A research by Online Mortgage Advisor shows that a fear of rejection makes those working part-time, flexibly or who are self-employed, along with those who have a poor credit history not apply for a home loan. To help people better understand what the mortgage requirements are, the advisor has published a list of five types of potential borrower who assume they won’t qualify, but they actually could.
“Advice varies enormously between brokers and criteria vary significantly from lender to lender.
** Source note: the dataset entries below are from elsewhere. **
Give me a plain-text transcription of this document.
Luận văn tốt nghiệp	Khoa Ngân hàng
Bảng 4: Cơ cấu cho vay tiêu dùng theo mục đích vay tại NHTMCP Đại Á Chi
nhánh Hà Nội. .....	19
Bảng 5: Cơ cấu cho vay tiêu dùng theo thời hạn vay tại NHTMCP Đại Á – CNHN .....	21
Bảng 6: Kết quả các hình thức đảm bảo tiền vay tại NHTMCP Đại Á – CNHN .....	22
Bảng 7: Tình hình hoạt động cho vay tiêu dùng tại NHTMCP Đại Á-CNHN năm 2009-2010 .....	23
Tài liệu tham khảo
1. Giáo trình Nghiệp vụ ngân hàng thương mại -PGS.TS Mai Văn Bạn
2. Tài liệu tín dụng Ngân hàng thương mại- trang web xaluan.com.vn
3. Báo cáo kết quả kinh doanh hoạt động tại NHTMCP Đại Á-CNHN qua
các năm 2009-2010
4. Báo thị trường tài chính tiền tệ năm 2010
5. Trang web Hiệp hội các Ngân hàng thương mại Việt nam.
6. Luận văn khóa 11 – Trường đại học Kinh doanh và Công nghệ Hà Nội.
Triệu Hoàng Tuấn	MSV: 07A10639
When one person goes to a broker that fails to secure a mortgage or applies directly to the wrong lender, they presume this goes for everyone and tell their friends and family so,” said David Bird, director of Online Mortgage Advisor.
“Of course, there will still be some people who will face challenges for one reason or another, but the key to truly understanding the eligibility for a mortgage is getting the right advice for your situation,” he added.
The five types mentioned by Online Mortgage Advisor are:
- Entrepreneurs – they have achieved business growth, but reinvestment and choosing to pay themselves a smaller salary has limited mortgage opportunities.
- The Flexi Crowd – they are self-employed but with a variable monthly income or new to working for themselves. They may have less than two or three years accounts, which means they fall outside lenders’ criteria.
- Globe Trotters – they have returned from abroad so they have gaps in their employment and credit history, as well as a lack of searchable addresses.
- The Financially Unfortunate – someone who is paying for an ex-partner’s financial problems or people who have been ill or made redundant.
- The Maternity Leavers – lenders are often reluctant to lend to people on statutory maternity pay.
For instance, Naomi Willis, who works flexibly running the Skint Dad blog, was among those who assumed they wouldn’t be eligible for a mortgage. “My husband and I guessed we couldn’t get a mortgage because we had a new business and some poor credit history. On paper, we were not mortgage material,” she said.
“It always felt easier and safer not to bother applying until we were ready – out of debt and back on track. However, to my surprise my presumptions were proven wrong recently as we discovered we are eligible and we could be homeowners sooner than we thought,” she concluded.